Background: Resistance to chemotherapeutic agents is a major obstacle to cancer treatment. A group of ABC efflux pumps, the Multidrug Resistance Proteins, is a source of resistance. Herein, we investigated the role of ABCC10 in mammary tumours, given the important role we have defined for ABCC10 in transporting taxanes, and the recognition that some ABCC proteins have roles in tumour growth.
Methods: ABCC10 expression was correlated to human breast cancer subtype using breast tissue microarrays. Real-time quantitative PCR and western blot analysis were used to examine ABCC10 expression in human breast cancer lines. Abcc10(-/-) mice were crossed to MMTV-PyVmT mice to produce Abcc10(-/-) vs Abcc10(+/+) mammary tumours and derivative cell lines. We used allograft and cellular assays to perform baseline and drug sensitization analysis of tumours and cell lines.

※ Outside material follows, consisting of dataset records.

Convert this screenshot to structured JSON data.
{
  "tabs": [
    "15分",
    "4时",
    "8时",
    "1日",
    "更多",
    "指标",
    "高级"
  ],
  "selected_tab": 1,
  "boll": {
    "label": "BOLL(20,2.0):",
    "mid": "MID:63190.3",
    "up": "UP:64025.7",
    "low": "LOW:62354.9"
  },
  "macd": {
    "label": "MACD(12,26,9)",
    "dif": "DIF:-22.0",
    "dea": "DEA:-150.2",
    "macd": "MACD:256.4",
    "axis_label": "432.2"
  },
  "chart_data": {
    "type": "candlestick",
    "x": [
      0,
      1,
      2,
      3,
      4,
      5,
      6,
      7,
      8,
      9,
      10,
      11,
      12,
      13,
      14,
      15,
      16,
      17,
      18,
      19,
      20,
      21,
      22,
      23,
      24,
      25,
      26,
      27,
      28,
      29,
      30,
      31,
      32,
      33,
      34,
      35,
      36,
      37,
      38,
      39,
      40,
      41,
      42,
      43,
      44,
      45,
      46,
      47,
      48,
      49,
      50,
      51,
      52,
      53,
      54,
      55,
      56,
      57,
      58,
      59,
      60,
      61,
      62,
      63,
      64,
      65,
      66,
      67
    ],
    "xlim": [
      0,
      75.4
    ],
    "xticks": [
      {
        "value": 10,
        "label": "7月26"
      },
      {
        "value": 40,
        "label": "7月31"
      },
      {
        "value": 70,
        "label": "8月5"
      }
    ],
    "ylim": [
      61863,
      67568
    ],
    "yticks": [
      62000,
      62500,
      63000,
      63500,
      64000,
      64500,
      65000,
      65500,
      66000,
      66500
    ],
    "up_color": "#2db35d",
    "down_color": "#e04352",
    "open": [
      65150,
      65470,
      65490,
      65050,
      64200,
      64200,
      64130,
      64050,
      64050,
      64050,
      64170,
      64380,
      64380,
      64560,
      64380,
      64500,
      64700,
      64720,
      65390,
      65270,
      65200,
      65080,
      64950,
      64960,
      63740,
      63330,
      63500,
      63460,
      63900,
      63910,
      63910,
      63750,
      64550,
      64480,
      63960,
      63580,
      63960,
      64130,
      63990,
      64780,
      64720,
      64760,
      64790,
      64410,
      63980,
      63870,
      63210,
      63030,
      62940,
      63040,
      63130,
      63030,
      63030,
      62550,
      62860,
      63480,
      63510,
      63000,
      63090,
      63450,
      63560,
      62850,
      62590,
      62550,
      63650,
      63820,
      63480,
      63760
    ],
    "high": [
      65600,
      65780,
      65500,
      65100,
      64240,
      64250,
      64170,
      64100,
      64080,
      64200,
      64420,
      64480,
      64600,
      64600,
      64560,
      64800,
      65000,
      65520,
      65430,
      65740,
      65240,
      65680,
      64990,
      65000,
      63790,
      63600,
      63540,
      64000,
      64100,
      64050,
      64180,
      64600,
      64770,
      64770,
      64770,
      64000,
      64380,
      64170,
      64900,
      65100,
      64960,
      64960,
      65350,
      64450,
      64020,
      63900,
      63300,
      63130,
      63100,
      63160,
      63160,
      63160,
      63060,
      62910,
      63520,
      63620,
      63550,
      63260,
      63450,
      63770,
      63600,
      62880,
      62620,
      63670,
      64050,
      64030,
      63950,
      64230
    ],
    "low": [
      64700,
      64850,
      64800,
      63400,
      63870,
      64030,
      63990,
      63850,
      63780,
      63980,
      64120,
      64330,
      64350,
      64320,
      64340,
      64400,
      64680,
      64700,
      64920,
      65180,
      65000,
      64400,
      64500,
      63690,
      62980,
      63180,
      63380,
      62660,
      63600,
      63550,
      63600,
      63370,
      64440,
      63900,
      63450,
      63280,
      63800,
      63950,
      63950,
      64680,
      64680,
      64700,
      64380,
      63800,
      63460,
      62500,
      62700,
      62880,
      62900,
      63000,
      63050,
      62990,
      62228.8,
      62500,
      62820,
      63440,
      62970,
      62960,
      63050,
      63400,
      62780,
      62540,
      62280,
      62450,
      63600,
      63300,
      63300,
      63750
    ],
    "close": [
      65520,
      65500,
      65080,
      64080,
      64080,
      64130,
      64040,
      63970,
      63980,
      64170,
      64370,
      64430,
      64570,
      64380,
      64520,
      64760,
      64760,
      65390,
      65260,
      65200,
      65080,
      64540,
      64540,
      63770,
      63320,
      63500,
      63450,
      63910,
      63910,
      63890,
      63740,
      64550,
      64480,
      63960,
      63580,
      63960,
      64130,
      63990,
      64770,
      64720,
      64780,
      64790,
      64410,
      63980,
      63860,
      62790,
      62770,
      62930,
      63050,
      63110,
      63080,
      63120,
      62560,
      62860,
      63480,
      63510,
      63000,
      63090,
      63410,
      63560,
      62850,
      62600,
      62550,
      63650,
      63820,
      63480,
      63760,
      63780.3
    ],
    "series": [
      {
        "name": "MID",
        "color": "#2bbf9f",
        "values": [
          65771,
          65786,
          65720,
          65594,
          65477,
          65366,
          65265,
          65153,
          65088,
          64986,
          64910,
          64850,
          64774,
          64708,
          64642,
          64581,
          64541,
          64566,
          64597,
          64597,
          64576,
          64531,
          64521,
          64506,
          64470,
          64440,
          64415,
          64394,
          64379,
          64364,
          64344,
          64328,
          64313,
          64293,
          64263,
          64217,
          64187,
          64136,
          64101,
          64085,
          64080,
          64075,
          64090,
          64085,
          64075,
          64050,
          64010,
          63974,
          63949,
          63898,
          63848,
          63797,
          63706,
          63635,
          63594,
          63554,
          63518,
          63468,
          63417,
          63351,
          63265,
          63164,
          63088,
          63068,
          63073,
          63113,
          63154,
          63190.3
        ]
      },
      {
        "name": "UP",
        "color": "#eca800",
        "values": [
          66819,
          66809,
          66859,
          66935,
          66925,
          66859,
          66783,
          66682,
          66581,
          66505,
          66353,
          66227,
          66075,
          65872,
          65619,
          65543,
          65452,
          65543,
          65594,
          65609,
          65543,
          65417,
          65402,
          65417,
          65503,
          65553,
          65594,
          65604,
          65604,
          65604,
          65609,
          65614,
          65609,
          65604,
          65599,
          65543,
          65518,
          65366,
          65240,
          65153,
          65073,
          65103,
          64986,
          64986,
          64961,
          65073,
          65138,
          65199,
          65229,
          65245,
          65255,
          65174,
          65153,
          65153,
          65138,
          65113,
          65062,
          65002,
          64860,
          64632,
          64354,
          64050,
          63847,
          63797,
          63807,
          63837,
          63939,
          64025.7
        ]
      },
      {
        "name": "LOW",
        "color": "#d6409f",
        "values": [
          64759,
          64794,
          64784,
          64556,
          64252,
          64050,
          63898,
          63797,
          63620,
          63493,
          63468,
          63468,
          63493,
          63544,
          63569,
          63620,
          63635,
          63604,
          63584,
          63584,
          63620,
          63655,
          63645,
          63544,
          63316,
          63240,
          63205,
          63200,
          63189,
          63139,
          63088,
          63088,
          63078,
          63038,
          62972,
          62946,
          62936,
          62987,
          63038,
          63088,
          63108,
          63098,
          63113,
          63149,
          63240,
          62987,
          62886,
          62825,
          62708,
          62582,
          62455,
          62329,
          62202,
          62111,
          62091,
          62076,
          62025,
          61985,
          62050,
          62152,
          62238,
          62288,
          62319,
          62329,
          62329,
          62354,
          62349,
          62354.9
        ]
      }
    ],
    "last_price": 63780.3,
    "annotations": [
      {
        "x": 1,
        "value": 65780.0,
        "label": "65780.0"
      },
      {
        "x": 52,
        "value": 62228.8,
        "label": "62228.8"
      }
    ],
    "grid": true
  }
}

Results: Clinical sample analyses indicated that ABCC10 was more highly expressed in Her2+ and ER+ than in Her2-, ER-, and triple-negative breast cancer. Unexpectedly, PyVmT; Abcc10(-/-) tumours grew more rapidly than PyVmT; Abcc10(+/+) tumours and were associated with significantly reduced apoptosis and metastasis. PyVmT; Abcc10(-/-) lines were less migratory than PyVmT; Abcc10(+/+) lines. Finally, we showed increased survival of docetaxel-treated MMTV-PyVmT; Abcc10(-/-) mice compared with wild-type mice.
Conclusions: These data identify roles for Abcc10 in breast cancer pathogenesis and in vivo docetaxel resistance.